Simulated acquisition with the proposed MPME sequence

Signals from the MPME sequence in Fig. 1 were simulated as follows. Isochromats were rotated to represent RF pulses, frequency offsets and unbalanced gradients, while T₂ and T₁ recovery were applied. Several different frequency offsets were simulated and combined with Lorentzian weighting to simulate the effect of R₂′. Five hundred TR periods were simulated to reach steady-state before signals were ‘sampled’. To validate the simulation program, simulated MPME signals were compared to acquired ones. Simulations were performed using the nominal flip angle value, as well as ±10% the nominal value, as the nominal flip angle value cannot be expected to be accurate. A number of experiments were performed using an fBIRN phantom (29), with flip angle = 15°, 20°, and 30°; TR = 25 ms, 35 ms, and 45 ms, and with either [0,−1,−2] or [1,0,−1] pathway acquisitions (see Fig. 1). Signal strength was averaged spatially over the phantom and compared with simulated signals with Bland-Altman plots. Once validated, the simulated version of the MPME pulse sequence helped provide insights about the overall method, as shown in Results.

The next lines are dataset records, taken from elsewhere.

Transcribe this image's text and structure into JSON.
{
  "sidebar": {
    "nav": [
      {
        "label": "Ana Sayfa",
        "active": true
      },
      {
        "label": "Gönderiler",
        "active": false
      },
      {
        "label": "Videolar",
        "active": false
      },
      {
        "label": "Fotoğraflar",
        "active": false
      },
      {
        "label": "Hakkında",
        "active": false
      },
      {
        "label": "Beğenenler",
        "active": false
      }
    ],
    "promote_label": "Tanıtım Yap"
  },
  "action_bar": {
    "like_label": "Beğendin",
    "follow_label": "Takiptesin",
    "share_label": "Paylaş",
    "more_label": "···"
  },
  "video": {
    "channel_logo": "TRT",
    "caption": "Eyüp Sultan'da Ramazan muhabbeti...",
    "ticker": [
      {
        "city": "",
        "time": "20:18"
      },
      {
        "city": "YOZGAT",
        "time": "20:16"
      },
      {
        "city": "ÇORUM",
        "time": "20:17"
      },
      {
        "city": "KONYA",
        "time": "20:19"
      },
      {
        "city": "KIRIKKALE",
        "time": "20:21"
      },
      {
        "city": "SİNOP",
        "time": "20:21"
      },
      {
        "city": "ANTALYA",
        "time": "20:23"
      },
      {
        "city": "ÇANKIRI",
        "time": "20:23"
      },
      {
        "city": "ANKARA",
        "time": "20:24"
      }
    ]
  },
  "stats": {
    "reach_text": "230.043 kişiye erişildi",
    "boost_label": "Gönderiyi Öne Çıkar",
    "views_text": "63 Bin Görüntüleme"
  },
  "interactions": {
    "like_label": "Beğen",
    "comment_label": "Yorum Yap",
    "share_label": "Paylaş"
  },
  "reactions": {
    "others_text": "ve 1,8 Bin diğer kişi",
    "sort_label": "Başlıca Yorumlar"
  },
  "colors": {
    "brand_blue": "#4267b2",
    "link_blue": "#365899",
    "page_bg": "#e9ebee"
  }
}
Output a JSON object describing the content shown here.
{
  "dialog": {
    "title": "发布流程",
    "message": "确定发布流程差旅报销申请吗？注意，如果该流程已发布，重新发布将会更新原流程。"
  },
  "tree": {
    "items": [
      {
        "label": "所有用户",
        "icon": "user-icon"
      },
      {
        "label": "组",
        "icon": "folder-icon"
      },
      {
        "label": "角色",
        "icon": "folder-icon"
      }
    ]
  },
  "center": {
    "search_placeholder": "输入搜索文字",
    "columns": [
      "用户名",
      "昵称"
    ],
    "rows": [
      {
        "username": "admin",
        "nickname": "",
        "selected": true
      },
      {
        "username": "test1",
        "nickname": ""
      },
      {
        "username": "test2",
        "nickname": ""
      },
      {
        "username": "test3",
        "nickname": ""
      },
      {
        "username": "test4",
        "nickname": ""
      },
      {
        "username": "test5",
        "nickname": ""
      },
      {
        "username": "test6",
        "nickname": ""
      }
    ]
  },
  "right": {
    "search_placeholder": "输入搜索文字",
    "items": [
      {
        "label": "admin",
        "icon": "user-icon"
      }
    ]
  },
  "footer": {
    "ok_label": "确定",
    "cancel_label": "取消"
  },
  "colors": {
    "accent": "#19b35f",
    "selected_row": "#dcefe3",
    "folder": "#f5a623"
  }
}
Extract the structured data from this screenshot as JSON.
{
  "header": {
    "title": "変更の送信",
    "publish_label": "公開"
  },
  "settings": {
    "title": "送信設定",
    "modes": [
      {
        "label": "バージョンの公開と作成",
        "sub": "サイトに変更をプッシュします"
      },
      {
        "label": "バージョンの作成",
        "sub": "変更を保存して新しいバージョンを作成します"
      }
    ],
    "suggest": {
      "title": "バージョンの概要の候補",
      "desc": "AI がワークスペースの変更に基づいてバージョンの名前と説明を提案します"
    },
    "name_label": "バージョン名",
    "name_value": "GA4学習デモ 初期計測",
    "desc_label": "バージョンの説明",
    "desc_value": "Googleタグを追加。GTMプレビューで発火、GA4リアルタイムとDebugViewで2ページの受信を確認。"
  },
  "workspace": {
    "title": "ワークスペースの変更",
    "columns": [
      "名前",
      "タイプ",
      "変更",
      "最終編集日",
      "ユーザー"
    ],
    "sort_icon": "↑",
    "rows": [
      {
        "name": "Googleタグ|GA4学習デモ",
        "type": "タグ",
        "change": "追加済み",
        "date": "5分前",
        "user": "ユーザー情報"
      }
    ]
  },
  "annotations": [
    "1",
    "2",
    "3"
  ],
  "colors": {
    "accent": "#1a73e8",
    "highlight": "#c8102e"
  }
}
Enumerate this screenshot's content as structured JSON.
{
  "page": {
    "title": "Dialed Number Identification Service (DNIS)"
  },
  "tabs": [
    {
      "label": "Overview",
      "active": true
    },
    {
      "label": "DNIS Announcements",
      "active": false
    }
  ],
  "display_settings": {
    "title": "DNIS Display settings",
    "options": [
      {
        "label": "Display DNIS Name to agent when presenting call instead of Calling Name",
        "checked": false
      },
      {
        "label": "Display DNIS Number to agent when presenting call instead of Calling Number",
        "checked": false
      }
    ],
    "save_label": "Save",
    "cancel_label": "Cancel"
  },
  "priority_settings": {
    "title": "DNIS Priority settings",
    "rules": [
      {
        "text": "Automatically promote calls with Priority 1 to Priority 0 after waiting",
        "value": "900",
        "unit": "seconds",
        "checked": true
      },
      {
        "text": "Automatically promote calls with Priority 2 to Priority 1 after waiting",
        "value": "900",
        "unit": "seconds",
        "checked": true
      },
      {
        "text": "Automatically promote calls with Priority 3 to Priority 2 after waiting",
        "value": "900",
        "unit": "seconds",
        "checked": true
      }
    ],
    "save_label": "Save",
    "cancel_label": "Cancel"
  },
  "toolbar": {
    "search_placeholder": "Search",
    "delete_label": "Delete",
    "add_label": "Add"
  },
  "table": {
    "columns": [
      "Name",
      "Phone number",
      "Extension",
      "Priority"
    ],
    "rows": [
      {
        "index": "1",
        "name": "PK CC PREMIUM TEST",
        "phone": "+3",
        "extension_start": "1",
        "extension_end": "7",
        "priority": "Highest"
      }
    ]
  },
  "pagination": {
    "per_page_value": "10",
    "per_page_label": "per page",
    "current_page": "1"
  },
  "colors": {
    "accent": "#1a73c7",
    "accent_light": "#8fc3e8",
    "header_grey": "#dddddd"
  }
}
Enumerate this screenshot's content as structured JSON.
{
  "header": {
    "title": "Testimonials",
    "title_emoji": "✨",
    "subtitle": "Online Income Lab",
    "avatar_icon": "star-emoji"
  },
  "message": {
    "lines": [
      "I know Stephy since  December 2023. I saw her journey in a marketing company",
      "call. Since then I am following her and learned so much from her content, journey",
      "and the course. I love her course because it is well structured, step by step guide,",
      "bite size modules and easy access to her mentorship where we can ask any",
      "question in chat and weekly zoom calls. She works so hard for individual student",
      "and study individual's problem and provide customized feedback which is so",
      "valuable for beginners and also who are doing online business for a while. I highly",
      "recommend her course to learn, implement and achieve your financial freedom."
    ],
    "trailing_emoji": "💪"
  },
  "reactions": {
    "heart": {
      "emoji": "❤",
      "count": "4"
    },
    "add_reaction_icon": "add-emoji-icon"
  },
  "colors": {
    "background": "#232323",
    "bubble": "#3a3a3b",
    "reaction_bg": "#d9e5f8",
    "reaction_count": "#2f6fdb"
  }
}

Parameter mapping from noiseless simulated data – looking for degeneracies

The same reconstruction code was used to convert either simulated or acquired MPME signals into basic MR parameters, namely T₂, T₂*, T₁, B₀, B₁⁺ and M₀. In a first step, noiseless simulations were performed to help confirm that the proposed algorithm seems effectively free of degeneracies or local minima. Simulations were made while modifying the MR parameters over a range of values: T₁ from 300 to 1800 ms (in 100 ms steps), T₂ from 30 to 120 ms (in 10 ms steps), T₂*= 0.8×T₂, and Δf from −100Hz to +100Hz (in 25 Hz steps). The simulated acquisition parameters were α₁ = 15^o, α₂ = 22×α₁, TR₁ = TR₂ = 25 ms, and N_TE = 3 echoes uniformly distributed across TR. MR parameters were computed based on the simulated MPME signals, and then compared to the known ‘true’ values.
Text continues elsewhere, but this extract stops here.